Elif, Hanife’nin ve annesinin ısrarına daha fazla direnemedi ve geceyi geçirmek için o akşam onların evine gitti. Bir süre hep birlikte otursalar da, pek sohbet eden bir aile değillerdi. Yakup evin içinde tam bir efeydi. Ne hikmetse hiç kimse onun bu tutumuna itiraz etmiyordu. Emirler yağdırıyor; “Anne, mavi gömleğimi ütüle hemen, yarın onu giyeceğim?” veya “Hanife kalk şu çayımı doldur!” gibi! Onalar da emir komuta zinciriymiş gibi, derhal kalkıp yerine getiriyorlardı onun buyruklarını. Arada bir de Elif’le göz göze geliyordu Yakup. Elif onun bu davranışları karşısında şaşkındı. Hanife’nin ve annesinin durumuna üzüldüğü için tavırlı ve öfkeliydi bakışları. İlkokul mezunu olan Yakup, Üniversite kapısını aralayacak olan Elif’in bakışlarını, küçümseme olarak algılıyordu. Hiç kimsede çıt çıkmıyordu. Sessizliği bozan ise, Kezban Hanım oldu. Eşine dönüp, “Remzi Efendi, yarın Hanife’yi biz, Elif’i de Yakup götürecek okuluna.” dedi. Remzi Efendi de, “Olur, öyle yapalım hanım.” deyip, karısının programını onayladı. Remzi Efendi oğluna dönüp, “Yakup sen de sınav bitinceye kadar Elifi bekle okulun bahçesinde.” dedi, emrivaki bir ses tonuyla. Yakup sadece başını salladı, “Tamam!” dercesine. Sıkılmıştı Elif! Hanife’ye göz etti. Hanife, “Biz yatalım artık. Yarın erken kalkacağız.” deyip odalarına gittiler. Kezban Hanım da,  yatak hazırlamak için peşlerinde gitti. “Yakup, gel oğlum bana yardım et.” diye seslendi. O da hemen geldi. Dolaptaki yün döşeği gösterip, “Şu döşeği indir ve Hanife’nin odasına götür oğlum.” dedi.
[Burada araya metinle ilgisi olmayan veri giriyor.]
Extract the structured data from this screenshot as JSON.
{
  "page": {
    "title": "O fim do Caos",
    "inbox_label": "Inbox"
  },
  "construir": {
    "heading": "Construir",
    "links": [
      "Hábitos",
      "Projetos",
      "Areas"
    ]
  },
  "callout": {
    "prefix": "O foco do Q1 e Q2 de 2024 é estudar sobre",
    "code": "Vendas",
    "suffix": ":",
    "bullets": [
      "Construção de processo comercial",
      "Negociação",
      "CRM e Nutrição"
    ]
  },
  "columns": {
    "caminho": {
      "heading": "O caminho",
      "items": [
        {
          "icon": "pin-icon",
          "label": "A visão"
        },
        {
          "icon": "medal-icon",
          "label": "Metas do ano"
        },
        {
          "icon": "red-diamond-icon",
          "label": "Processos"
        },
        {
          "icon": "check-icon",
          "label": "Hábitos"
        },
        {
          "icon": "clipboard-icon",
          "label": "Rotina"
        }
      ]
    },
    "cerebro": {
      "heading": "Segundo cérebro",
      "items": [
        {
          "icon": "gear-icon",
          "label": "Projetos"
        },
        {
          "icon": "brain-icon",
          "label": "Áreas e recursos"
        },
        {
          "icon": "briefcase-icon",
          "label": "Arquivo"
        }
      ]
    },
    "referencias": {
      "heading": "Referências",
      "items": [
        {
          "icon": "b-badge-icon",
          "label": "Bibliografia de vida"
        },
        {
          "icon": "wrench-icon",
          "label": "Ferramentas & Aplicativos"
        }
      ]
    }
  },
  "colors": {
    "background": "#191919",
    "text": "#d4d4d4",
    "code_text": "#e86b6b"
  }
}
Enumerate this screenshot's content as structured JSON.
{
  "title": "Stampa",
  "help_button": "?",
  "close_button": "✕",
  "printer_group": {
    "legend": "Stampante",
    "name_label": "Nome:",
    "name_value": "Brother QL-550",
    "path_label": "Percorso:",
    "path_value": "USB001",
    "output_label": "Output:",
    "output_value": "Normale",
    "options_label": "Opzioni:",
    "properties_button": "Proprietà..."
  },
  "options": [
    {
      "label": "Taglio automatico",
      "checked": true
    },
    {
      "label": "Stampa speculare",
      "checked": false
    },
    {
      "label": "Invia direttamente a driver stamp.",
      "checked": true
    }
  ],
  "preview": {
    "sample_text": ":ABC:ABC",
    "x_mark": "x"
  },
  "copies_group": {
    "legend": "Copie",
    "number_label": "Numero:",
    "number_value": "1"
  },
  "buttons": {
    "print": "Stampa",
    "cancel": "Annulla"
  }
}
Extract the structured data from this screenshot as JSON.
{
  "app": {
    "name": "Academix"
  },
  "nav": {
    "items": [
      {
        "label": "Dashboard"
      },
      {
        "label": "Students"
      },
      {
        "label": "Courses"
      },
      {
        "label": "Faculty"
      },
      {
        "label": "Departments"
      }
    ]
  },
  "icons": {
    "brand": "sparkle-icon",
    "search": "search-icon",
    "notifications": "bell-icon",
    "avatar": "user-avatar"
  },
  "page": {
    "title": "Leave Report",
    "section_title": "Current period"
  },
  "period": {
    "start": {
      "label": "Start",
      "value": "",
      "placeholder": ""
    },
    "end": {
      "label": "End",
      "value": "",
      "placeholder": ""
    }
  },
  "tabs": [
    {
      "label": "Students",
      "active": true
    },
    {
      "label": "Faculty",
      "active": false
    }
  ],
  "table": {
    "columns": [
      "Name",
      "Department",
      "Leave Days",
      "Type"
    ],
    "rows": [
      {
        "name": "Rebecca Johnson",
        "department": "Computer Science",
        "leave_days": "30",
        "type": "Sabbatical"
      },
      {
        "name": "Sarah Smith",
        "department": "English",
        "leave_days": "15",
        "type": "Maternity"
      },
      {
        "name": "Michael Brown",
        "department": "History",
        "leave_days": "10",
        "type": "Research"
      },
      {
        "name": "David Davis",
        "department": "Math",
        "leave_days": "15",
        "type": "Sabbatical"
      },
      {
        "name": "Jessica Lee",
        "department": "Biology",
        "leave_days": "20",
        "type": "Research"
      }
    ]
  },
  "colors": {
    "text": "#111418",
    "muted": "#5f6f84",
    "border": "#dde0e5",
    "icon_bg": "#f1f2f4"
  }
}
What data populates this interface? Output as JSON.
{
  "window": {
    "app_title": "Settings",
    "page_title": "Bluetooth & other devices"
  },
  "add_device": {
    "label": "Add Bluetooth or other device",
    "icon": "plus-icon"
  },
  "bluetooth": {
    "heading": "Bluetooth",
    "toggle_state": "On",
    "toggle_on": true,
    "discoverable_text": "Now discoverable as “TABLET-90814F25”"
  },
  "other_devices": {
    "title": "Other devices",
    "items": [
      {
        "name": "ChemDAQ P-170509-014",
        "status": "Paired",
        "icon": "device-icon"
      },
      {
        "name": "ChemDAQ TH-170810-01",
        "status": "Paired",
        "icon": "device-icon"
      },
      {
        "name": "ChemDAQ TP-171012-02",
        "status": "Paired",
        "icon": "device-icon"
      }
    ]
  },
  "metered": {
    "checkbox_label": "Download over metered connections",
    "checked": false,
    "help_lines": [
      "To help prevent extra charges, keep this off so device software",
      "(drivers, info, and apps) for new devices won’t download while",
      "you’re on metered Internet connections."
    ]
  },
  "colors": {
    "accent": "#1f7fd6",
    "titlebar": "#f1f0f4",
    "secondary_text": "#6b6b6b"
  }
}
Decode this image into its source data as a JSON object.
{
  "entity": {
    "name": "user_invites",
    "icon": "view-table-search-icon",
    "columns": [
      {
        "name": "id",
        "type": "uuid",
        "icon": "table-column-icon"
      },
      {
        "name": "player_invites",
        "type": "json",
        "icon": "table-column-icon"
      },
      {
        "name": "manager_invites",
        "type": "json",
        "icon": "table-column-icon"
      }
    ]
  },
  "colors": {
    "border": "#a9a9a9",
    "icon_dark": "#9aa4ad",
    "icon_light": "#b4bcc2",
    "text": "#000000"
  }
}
Yakup on beş-yirmi kilo ağırlığındaki döşeği kolayca sırtladı ve Hanife’nin odasında kapı önüne bıraktı. Elif, “Teşekkür ederim Yakup abi, sana zahmet veriyorum. Yarın sınava da sen götüreceksin, onun için de, şimdiden teşekkür ederim.” dedi. Pek sohbeti olmasa da ağabeyi gibi görüyordu onu. Yakup normal olmayan; biraz öfke, biraz arzulu bakışlarla bir süre süzdü Elif’i. “Abi” demesi onu çileden çıkarmıştı. Bir şeyler söyleyeceğini zannetti Elif. O da baktı Yakup’a. Ama Yakup çıt dahi çıkarmadan, hızla oradan ayrıldı ve kendi odasına gitti. Elif şaşırmıştı onun bu tuhaf tavrına. Annesi cevap verdi onun yerine. “Sen merak etme kızım. Tabi ki götürecek. O götürmezse ben götürürüm seni, sınav çıkışına kadar da beklerim.” dedi.  Ardından da tek tek öptü Hanife ve Elif’i. “İyi geceler yavrularım. Hemen uyuyun ki sabah dinç uyanasınız.” diye nasihat etti ve ayrıldı odadan.   İki arkadaş hemen yattılar, birbirlerine iyi geceler diledikten sonra.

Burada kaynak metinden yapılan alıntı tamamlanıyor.